Kualitas Pendidikan Berdaskan Nilai Palsu
Oleh: Nasib Tua Lumban Gaol
Selesailah sudah diumumkan
hasil dari pelaksanaan Ujian Nasional tahun 2013, mulai dari jenjang SMA/SMK,
SMP, dan bahkan SD. Hasil pengumuman tersebut membuat kita sangat terkejut!
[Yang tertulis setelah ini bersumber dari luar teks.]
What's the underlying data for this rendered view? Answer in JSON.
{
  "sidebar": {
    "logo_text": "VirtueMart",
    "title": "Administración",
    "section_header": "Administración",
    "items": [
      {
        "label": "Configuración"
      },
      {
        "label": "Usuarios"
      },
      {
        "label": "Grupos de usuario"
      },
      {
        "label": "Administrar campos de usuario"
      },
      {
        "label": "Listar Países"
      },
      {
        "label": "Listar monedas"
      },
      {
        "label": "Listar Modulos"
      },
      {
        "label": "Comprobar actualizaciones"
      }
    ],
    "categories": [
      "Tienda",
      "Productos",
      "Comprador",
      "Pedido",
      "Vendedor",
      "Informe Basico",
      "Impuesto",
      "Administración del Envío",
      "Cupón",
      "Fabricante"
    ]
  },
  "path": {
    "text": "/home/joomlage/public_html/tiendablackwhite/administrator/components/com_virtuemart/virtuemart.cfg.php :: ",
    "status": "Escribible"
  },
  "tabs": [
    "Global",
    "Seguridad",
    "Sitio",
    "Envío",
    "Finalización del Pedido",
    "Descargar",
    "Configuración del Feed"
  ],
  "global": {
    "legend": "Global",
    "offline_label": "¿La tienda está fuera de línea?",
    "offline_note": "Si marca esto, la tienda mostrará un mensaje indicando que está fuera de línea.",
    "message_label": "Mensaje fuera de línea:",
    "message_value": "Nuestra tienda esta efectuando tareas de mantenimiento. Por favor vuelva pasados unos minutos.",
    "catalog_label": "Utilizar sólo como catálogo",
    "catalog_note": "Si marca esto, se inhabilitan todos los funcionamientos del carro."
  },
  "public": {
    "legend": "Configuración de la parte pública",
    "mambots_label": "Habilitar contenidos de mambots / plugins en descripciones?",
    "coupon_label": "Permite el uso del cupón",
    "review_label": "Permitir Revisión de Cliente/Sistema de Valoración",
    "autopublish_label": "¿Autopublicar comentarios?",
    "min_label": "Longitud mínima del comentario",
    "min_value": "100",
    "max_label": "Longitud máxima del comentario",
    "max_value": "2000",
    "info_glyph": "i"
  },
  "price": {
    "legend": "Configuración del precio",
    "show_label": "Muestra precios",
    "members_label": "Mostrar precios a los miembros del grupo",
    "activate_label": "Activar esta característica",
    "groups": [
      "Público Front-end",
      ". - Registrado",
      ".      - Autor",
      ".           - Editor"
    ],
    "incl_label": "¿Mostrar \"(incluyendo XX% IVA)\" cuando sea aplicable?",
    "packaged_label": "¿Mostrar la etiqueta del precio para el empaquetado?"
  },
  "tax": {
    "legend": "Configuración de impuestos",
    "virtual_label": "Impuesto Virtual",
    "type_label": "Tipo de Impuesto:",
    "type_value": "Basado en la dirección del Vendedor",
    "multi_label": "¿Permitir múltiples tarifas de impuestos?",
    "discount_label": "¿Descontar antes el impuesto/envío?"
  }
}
Sepertinya dengan kehadiran nilai hasil Ujian Nasional tahun ini, kualitas
pendidikan kita semakin membaik. Padahal, kenyataannya tidaklah demikian!
Betapa tidak? Untuk
pelaksanaan UN SMA tahun pelajaran 2012/2013, jumlah pesertanya 1.581.286 siswa, dan
yang lulus 1.573.036 siswa atau 99,48 persen, sedangkan yang tidak lulus
hanya 8.260 siswa atau 0,52 persen saja. (metrotvnews.com,
23/05/2013). Selanjutnya berdasarkan pengumuman dari Kementerian Pendidikan
dan Kebudayaan (Kemendikbud), jumlah peserta Ujian Nasional(UN) pada tingkat
SMP/MTs pada tahun pelajaran 2012/2013 mencapai 3.667.241 peserta, sebanyak
3.650.625 atau 99,5 persen dinyatakan lulus. Sementara yang tidak lulus
sebanyak 16.616 atau 0,45 persen.(sindonews.com,31/05/2013).
Dan untuk jenjang SD pasti di atas 99 persen juga. Hal ini terbukti dari
salah satu kota di Indonesia, yaitu Kota Medan, berdasarkan data dari Dinas
Pendidikan Kota Medan, disebutkan bahwa tingkat kelulusan Ujian Nasional(UN)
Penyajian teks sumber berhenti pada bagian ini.